In the age of false lighting, Netflix, and late-night delivery, our sleep quality has taken a major hit. Being bombarded with sleep-aids and anecdotal advice hasn’t helped many of us over the years. However, now we know that a better bedtime routine is helpful.
Good Sleep is Important
The most important part of a bedtime routine is the commitment to the routine. It may seem hard at first, but like mastering any skill, staying consistent with your practice will help you on your bedtime journey. Below are 6 ways to build a better bedtime routine:
How to Get Better Sleep in 6 Steps
1. Set up a regular wake and sleep time
One of the most important practices to develop for your bedtime routine is setting up a regular sleep schedule. This isn’t as simple as deciding to go to sleep at 10 pm. You should set up an evening schedule that allows you to create a relaxing environment, reminding your mind and body that it’s time to settle down. Having a consistent wake time will also help you adjust in the evenings.
2. Get regular exercise
Before you can have a relaxed mindset, you must spend a good amount of energy during the day. This ensures that both the mind and body are ready to enter a restful state later in the evening. Check out this article for an in-depth look at the benefits exercise has on your sleep.

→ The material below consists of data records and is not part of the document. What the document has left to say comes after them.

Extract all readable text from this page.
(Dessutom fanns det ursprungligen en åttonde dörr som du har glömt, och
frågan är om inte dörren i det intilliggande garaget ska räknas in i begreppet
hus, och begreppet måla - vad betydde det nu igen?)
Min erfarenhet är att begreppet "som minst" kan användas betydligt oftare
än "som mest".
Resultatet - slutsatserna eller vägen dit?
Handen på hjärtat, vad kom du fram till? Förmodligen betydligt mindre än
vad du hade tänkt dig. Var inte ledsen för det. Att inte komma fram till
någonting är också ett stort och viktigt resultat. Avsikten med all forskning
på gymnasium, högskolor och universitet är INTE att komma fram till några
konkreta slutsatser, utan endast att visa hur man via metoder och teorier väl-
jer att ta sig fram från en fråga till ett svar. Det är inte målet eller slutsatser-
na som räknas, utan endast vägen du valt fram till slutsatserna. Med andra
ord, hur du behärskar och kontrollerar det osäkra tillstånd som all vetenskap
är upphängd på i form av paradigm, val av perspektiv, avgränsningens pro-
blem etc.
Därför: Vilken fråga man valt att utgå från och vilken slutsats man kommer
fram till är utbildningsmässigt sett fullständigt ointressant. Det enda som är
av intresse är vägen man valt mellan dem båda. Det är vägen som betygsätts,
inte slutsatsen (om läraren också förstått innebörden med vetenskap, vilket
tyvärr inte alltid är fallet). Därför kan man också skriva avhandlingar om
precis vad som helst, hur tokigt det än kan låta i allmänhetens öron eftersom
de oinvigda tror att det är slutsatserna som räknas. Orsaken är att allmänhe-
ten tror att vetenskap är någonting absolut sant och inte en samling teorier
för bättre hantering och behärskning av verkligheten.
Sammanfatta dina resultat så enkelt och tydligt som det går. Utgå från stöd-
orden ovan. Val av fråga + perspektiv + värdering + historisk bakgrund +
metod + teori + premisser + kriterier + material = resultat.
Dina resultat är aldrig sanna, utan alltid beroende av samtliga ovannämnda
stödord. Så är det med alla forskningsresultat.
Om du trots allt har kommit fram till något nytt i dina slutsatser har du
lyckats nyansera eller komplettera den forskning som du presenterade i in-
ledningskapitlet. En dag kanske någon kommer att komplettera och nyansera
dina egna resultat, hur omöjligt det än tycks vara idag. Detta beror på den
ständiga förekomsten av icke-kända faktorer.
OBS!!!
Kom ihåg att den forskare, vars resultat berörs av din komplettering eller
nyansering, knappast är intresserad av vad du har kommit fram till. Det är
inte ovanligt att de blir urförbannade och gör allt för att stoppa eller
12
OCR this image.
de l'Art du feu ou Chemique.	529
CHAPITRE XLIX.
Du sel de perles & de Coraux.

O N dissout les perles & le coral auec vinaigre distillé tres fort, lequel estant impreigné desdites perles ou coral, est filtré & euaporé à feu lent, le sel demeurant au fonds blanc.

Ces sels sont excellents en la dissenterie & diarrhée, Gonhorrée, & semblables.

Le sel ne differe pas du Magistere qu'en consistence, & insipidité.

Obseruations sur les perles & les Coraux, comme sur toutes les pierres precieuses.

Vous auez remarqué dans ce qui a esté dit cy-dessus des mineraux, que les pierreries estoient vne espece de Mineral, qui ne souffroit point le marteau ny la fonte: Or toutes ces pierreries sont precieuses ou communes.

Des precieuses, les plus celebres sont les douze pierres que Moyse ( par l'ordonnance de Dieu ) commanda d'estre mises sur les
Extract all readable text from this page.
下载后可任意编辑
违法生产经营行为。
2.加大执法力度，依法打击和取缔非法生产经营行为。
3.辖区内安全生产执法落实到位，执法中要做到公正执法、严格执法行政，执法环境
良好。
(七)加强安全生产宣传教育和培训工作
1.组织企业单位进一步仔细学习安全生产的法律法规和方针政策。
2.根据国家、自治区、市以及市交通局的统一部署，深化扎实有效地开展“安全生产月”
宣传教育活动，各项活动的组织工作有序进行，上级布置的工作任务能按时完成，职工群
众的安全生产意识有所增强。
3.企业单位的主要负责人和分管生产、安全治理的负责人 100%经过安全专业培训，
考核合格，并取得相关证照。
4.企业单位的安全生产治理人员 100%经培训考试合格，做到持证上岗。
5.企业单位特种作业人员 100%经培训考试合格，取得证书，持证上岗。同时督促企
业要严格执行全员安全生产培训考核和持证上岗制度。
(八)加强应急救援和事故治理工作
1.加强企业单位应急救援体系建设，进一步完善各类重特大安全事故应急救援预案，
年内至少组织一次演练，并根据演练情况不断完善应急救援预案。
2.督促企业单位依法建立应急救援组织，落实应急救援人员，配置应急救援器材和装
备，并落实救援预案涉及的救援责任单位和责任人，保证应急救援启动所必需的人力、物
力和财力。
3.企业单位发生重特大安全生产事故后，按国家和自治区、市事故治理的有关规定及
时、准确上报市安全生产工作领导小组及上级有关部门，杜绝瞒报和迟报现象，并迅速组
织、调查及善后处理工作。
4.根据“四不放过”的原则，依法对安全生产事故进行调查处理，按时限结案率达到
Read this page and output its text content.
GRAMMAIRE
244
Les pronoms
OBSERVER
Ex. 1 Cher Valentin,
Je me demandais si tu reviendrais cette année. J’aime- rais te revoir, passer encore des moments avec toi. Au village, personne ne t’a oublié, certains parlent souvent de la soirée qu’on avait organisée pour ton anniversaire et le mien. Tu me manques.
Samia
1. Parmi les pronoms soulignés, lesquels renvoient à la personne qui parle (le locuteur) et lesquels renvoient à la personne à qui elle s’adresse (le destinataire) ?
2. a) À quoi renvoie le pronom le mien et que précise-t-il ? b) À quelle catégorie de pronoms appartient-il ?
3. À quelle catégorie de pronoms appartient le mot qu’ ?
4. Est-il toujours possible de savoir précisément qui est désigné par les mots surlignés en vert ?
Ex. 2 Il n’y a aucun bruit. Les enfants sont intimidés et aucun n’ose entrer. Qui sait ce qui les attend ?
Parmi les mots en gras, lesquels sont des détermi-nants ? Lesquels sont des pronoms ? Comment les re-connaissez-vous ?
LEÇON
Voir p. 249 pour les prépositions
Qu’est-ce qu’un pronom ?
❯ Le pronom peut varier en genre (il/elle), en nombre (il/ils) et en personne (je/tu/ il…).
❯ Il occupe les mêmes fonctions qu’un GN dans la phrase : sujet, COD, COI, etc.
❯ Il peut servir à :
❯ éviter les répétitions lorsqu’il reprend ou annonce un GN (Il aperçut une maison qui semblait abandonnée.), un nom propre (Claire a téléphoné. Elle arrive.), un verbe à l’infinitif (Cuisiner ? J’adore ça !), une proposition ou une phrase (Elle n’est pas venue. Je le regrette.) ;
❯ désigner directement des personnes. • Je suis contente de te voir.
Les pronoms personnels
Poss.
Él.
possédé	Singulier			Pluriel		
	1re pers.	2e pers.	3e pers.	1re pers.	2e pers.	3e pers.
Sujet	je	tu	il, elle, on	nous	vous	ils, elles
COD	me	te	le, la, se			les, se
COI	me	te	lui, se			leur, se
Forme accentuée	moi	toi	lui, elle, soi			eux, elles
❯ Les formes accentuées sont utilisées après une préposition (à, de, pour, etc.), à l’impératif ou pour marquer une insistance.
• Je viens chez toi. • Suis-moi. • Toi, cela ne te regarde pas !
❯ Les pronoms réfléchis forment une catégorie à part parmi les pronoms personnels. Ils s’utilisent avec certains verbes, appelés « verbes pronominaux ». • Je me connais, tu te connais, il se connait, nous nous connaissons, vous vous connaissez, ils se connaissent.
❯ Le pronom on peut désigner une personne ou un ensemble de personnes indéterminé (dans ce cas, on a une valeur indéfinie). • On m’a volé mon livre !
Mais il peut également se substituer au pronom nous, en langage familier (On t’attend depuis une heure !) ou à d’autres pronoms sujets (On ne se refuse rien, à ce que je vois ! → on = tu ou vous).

3. Avoid nicotine, caffeine and alcohol before bed
As you are working on building a better bedtime routine, we highly suggest avoiding nicotine, caffeine and alcohol as a part of your routine. None of these substances will help create a calming and restful environment as they are all stimulants. In addition, alcohol, nicotine and caffeine have been proven to negatively impact sleep quality.
4. Sip some chamomile tea
A lovely complement to any bedtime routine is a delicious tea. Caffeine is off the table, but there are plenty of caffeine-free teas that will put you in a mellow mood. We have used teas for centuries as a natural sleep aid and to calm anxiety. Consider adding some chamomile or valerian tea to your bedtime routine.
5. Avoid blue light
For those who don’t know, blue light can disrupt sleep, and suppress the secretion of melatonin – the hormone that lets your body know it’s time to sleep. The best practice is to avoid blue light thirty to sixty minutes before you want to fall asleep. This will allow your brain to note that it is no longer time to be productive.
6. Practice relaxation and meditation before sleep
Since you won’t be using your phone, tablet, tv, or computer before bed – you’ve got some time freed up to practice relaxation. Relaxation can come in many forms, such as a hot bath or shower, listening to calming music, or prayer and meditation. The goal is to create a regular pattern of activity before bed, to regulate feeling sleepy.
We hope these 6 suggestions help you create a better bedtime routine and improve your sleep quality. Make sure you make a bedtime plan and stick to it!